Collection description

Stem cell shape and mechanical properties in vitro can be directed by geometrically defined micropatterned adhesion substrates. However conventional methods are limited by the fixed micropattern design, which cannot recapitulate the dynamic changes of the natural cell microenvironment. Recent advancements in microfabrication technologies in combination with the use of light-responsive materials, allow to manipulate the shape of living cells in real-time in a non-invasive Spatio-temporal controlled way to introduce additional geometrically defined adhesion sites and to study relative cell behaviour. Here, the confocal laser technique is exploited for dynamically evaluate the variation over time of the tensional and morphological cell state. This method allows the precise control of specific actin structures that regulate cell architecture.
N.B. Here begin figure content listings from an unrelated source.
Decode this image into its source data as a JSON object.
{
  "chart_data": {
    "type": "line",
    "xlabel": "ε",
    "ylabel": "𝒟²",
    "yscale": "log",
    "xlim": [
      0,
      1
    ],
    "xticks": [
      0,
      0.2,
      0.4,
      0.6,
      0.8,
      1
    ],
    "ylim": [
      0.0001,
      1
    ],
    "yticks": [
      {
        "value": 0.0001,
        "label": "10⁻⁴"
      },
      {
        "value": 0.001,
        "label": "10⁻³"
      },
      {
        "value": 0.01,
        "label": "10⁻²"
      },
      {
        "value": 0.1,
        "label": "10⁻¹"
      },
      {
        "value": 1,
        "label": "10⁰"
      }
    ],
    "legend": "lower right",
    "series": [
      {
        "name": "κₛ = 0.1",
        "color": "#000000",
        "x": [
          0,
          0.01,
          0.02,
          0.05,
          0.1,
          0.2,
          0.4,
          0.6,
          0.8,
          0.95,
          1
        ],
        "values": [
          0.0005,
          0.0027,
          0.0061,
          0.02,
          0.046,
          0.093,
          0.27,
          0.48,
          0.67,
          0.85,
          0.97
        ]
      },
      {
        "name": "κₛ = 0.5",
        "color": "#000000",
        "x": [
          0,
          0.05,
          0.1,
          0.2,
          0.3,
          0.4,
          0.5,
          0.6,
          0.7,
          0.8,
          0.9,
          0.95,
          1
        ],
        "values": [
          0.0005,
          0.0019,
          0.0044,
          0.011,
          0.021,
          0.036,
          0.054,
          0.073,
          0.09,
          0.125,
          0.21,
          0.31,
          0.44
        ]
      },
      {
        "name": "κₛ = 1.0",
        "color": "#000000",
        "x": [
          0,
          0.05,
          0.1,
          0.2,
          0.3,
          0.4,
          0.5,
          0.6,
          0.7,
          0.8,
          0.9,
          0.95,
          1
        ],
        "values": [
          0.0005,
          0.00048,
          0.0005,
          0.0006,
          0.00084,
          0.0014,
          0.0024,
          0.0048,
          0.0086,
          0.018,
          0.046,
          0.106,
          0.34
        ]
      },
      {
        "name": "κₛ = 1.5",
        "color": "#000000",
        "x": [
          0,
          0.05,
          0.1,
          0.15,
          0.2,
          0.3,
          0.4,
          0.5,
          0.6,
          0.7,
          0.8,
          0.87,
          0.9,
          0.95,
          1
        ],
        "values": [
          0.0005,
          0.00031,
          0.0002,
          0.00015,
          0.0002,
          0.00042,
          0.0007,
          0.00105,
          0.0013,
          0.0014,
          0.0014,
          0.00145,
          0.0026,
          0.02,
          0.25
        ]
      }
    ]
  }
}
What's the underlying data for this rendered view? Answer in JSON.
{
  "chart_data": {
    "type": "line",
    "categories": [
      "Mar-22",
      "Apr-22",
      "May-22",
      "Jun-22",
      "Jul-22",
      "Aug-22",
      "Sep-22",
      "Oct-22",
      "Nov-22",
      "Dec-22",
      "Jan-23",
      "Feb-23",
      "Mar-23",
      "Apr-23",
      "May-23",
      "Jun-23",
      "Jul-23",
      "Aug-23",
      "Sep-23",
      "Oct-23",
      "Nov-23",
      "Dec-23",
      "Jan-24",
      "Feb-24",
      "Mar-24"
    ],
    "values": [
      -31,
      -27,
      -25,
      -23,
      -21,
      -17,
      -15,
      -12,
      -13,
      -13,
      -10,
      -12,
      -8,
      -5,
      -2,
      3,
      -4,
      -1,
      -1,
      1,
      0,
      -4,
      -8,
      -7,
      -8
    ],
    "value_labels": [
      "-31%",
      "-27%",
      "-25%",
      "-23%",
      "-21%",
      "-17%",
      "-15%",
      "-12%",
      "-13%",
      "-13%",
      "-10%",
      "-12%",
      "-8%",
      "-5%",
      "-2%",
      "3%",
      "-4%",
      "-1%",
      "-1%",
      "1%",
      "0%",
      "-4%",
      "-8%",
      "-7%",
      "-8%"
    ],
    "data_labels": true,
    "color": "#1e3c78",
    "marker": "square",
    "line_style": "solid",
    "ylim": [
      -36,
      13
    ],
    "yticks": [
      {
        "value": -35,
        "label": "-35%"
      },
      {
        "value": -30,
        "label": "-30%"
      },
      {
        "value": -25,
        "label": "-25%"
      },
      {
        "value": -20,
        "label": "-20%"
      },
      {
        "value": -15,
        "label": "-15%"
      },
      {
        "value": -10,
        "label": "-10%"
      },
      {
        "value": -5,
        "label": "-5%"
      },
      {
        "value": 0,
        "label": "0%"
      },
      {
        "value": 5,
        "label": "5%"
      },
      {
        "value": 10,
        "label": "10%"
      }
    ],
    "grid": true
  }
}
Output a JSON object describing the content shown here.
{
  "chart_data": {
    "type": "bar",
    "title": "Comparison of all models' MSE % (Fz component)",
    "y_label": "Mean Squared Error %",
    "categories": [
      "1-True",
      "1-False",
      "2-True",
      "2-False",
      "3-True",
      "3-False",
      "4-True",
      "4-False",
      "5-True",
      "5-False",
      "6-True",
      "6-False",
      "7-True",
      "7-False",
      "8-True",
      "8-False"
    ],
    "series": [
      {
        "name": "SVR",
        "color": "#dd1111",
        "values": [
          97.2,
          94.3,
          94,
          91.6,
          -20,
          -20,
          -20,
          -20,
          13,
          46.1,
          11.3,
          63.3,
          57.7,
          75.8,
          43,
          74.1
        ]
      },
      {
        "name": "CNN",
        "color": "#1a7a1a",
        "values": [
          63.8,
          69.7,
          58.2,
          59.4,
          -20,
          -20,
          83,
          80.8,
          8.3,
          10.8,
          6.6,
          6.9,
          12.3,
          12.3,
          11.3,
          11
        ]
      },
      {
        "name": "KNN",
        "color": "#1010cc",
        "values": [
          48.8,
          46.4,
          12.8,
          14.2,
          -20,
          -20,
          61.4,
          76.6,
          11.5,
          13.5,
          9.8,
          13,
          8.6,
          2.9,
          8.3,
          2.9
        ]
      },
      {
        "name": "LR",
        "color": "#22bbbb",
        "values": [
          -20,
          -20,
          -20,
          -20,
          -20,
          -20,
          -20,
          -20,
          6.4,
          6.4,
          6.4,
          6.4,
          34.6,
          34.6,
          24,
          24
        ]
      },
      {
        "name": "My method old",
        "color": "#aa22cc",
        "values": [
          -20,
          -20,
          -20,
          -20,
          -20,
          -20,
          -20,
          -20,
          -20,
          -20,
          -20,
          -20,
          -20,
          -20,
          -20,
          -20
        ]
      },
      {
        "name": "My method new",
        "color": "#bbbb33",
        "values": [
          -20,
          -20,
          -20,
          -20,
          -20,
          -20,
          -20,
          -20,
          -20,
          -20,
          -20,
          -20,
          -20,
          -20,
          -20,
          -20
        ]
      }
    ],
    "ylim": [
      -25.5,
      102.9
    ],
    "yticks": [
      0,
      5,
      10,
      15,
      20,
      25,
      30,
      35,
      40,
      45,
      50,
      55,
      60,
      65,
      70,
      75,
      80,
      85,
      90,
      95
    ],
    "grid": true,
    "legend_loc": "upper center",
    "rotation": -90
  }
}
Actin filament bundles, initially randomly organized in circular-shaped cells, are induced to align and distribute to form a rectangular-shaped cell in response to specific dynamic changes in the cell adhesion pattern. The changes in morphology also reflect dramatic changes in FAs distribution, cell mechanics, nuclear morphology, and chromatin conformation. The reported strategy is convenient to explore the cell-substrate interface and the mechanisms through which cell geometry regulates cell signalling in a facile and cost-effective manner and it open new routes to understand how the field of dynamic platforms should potentially contribute to unveil complex biological events such as the modulation of cell shape.